Bu, yayılmacı kimlik değildir.
Bu, neo-Osmanlıcılık hiç değildir.
Bu, orduyla oralara gidip, sonu hüsranla bitecek bir işgali sürdürme gayreti de değildir.
Bu Halep-Musul hattının, Türkiye’ye dost, bütün emperyalist-hegemonik güçlerden arınmış, “milli” ve “demokratik” kimlik taşıyan, “bir arada yaşama kültürü” zemininde Türkiye ile çalışan bir siyasi yapılanma tarafından kontrol edilmesidir.
Hep söyledim, tekrarlıyorum: Irak-Suriye hattında güçlü, yüzünü demokrasiye dönmüş ama anti-emperyalist kimliği belirleyici 2 Arap lidere ihtiyacımız var.
Erdoğan, Amerikalılarla pazarlığa oturuyor sağı-solu boş!..
Erdoğan, Putin ve Ruhani ile zirve yapıyor, Araplar’ın koltuğunu dolduracak ismi gözler arıyor…
Mısır’daki gelişmelerin yeni bir başlangıç oluşturacağından şüpheliyim, emperyalist-siyonist sistem oradan “milli” kimlik taşıyan bir liderin çıkmasına izin vermez ama olur ya, o kargaşadan bir yeni Cemal Abdülnasır çıksa, hep beraber gider Tahrir’de halay çekeriz.
Kabul edelim, bu konuda stratejik eksiğimiz var, evet, Suriye’de muhalefeti ayakta tuttuk, Özgü Suriye Ordusu’nun yapılanmasını güzel başardık ama güçlü bir Arap liderliğinin doğması için gerekeni yapmadık.
Bu nedenle, tek sorunumuz burnumuzun dibinde siyonizmin kurdurduğu terör devleti değildir, geçtiğimiz hafta uçağı Halep’e inen İran Savunma Bakanı Hatemi’nin Devrim Muhafızları tarafından karşılanması, bir tek rejim yetkilisiyle muhatap olmamasıdır. Halep işgal altındayken burada rahat edemeyiz.
Bu ülkede hala, Türkiye’nin Esed rejimi ile görüşmesinin sorunu çözeceğini söyleyenler var, orada öyle bir rejim yok, bir gölge var, bir türlü anlatamıyoruz.
Ufukta çatışma var
Gelişmeler, Amerika’nın yeri geldiğinde Türkiye ile çatışmayı göze aldığını gösteriyor. Pentagon’dan yapılan açıklamalar, PKK’ya yapılan yatırımdan vazgeçmenin mümkün olmadığını gösterdi. FETÖ elebaşını vermeyecek, PKK üzerinden terör devleti kuracaklar, bu açık ve nettir.

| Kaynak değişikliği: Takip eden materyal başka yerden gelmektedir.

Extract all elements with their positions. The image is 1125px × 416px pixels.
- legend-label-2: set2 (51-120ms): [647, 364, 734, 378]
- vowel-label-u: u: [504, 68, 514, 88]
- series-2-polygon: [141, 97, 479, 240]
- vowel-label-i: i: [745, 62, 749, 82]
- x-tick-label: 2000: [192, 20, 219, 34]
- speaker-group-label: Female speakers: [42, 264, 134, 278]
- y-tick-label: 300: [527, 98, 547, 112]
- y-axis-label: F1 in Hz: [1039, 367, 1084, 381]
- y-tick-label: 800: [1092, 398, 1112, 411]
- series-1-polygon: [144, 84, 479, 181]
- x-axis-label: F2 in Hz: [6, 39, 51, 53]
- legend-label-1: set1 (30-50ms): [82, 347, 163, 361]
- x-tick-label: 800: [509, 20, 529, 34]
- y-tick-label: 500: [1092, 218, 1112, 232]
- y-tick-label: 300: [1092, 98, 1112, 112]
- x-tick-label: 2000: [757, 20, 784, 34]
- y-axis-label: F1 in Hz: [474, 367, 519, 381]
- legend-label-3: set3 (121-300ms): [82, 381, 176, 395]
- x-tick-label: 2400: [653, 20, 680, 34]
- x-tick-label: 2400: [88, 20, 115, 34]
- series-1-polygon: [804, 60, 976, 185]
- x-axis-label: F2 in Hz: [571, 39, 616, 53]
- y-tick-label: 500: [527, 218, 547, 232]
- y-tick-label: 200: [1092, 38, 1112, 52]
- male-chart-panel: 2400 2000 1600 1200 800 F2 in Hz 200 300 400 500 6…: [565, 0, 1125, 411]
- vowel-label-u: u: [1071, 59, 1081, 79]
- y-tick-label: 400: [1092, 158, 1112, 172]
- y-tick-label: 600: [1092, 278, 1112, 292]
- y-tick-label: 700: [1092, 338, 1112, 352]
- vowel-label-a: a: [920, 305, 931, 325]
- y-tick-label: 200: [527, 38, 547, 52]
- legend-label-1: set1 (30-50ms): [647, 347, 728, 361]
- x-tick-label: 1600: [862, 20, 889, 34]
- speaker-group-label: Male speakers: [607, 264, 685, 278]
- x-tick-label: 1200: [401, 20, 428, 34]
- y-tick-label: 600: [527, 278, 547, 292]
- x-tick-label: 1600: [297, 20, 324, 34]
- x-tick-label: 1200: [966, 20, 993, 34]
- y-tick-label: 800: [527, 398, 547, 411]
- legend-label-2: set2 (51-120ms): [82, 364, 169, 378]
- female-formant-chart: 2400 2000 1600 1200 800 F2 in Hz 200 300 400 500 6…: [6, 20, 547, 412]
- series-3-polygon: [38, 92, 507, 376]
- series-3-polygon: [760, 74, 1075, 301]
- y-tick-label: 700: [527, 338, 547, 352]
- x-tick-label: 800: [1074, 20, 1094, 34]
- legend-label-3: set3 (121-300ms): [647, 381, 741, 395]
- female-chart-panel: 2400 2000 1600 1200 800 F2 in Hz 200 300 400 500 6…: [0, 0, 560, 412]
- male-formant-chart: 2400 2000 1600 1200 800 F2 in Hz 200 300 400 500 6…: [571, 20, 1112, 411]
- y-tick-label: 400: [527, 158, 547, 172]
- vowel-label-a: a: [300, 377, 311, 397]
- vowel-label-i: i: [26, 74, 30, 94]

Devamı, yüksek ihtimal, Türk ve Amerikan askerlerinin karşı karşıya geleceği bir Fırat’ın doğusu harekatıdır.
Bunu istemedik, Münbiç’ten bu yana, yaklaşık 2 yıldır Amerika’nın verdiği sözleri tutmasını bekliyoruz ve bu itidalli politika giderek ulusal güvenliğimizi yaralar noktaya geldi.
“Biz bu Amerika ile savaşırız”¹ dediğimde bana kızanlar, emperyalizmin gözümüzün içine bakarak PKK’ya verdiği binlerce TIR dolusu silah hakkında ne düşünüyor, tek kelime duyamıyorum.

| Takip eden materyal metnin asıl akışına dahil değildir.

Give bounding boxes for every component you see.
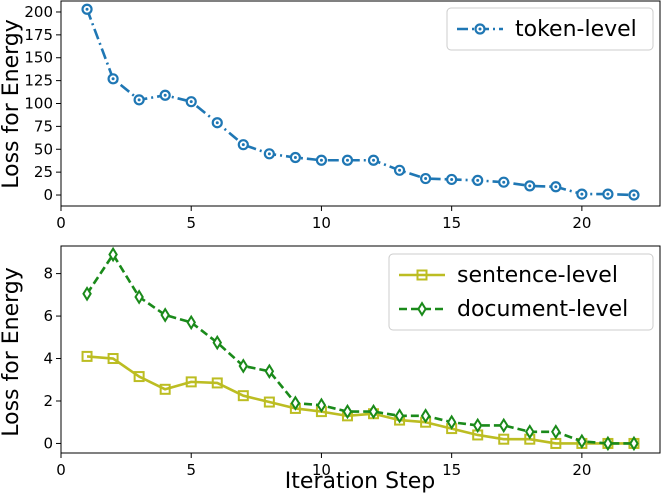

İşte, o gün geldi, isterseniz parmağımızın arkasına saklanıp, her korkağın yaptığı gibi bahaneler uydurarak üzerimize düşeni yapmayalım ama yarın emperyalist-siyonist ittifak Diyarbakır’a dayandığında torunlarımıza nasıl hesap veririz, onu bilemem.
Rusya da kendine gelecek
Beka mücadelesinin tek cephesi yok, Rusya’nın Fırat’ın batısında sürdürdüğü “tavşana kaç, tazıya tut” politikasını görüyoruz.
Herkes kendine gelecek.
Bu bölgede hırsların kırmızı çizgisi var, o çizgiyi Türkler belirler.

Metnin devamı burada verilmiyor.